NBU: Ukraine’s reserves could rise to $20bn in 2017
Ukraine's reserves could rise to $20bn this year. / bne IntelliNews
By Ben Aris in Moscow July 18, 2017

Ukraine’s central bank (NBU) forecasts gross international reserves will reach $20bn by the end of 2017 from $18bn as of end-1H17, according to its Inflation Report released last week. However, bankers warn that if things go badly gross international reserves could fall to $16bn and threaten default on upcoming debt repayments. 

The growth will be fueled by $2bn in an additional loan from the IMF under the EFF program and EUR 0.6bn in an MFA tranche from the EU.

Also, the NBU assumes FDI to Ukraine will be flat y/y in 2017 at $1bn.

Despite comments from senior Ukrainian officials that the country could offer a Eurobond in the autumn there is still no assumption of a government Eurobond placement in 2017 in the official budget forecast. Earlier, the government expected to place about $0.5bn in Eurobonds in the second half of 2017.

In 2018, the NBU expects Ukraine will receive $6.6bn in loans from the IMF and will place $2bn in Eurobonds. It expects $2.2bn in FDI, which will allow Ukraine to raise gross reserves to $27.1bn as of end-2018. In 2019, the NBU expects reserves to decrease to $25.7bn, due to the repayment of loans to the IMF ($1.6bn) and repayment of government debt due that year.

“We do not share the NBU’s optimism for 2017, as we see a risk that the IMF will provide less than what is scheduled in the nearest tranche ($1.9bn),” Alexander Paraschiy of Concorde Capital said in a note. “We also see it unlikely that Ukraine will be able to get a second loan tranche from the EU this year. At the same time, we see it realistic for Ukraine to raise $0.5-1.0bn from the placement of Eurobonds this year.
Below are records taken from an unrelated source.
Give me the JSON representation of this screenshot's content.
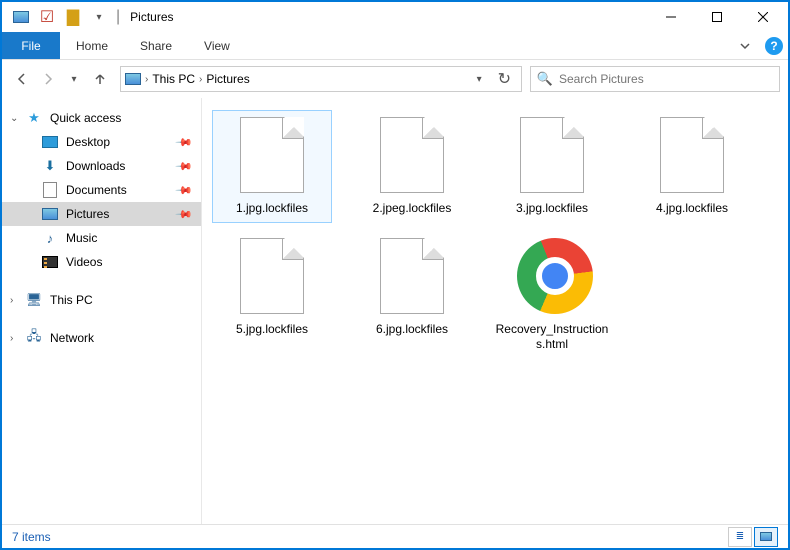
{
  "titlebar": {
    "title": "Pictures"
  },
  "ribbon": {
    "file": "File",
    "tabs": [
      "Home",
      "Share",
      "View"
    ]
  },
  "breadcrumb": {
    "items": [
      "This PC",
      "Pictures"
    ]
  },
  "search": {
    "placeholder": "Search Pictures"
  },
  "sidebar": {
    "quick_access": "Quick access",
    "items": [
      {
        "label": "Desktop",
        "icon": "desktop"
      },
      {
        "label": "Downloads",
        "icon": "downloads"
      },
      {
        "label": "Documents",
        "icon": "documents"
      },
      {
        "label": "Pictures",
        "icon": "pictures",
        "selected": true
      },
      {
        "label": "Music",
        "icon": "music"
      },
      {
        "label": "Videos",
        "icon": "videos"
      }
    ],
    "this_pc": "This PC",
    "network": "Network"
  },
  "files": [
    {
      "name": "1.jpg.lockfiles",
      "type": "blank",
      "selected": true
    },
    {
      "name": "2.jpeg.lockfiles",
      "type": "blank"
    },
    {
      "name": "3.jpg.lockfiles",
      "type": "blank"
    },
    {
      "name": "4.jpg.lockfiles",
      "type": "blank"
    },
    {
      "name": "5.jpg.lockfiles",
      "type": "blank"
    },
    {
      "name": "6.jpg.lockfiles",
      "type": "blank"
    },
    {
      "name": "Recovery_Instructions.html",
      "type": "chrome"
    }
  ],
  "status": {
    "count": "7 items"
  }
}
All in all, we expect Ukraine’s end-2017 reserves will reach $19.0-19.5bn.”

The NBU’s reserves outlook for 2018-2019 shows just how dependent Ukraine’s solvency is on continued cooperation with the IMF, and therefore on progress with IMF-sponsored reforms, Paraschiy emphasizes. If no new IMF tranches are forthcoming in 2018 or the investment climate and FDI growth fail to appear, Ukraine’s gross reserves may fall to $16bn as of end-2019, which will put the government under risk of default in 2020, when the government and state companies are due to repay about $6bn to external creditors.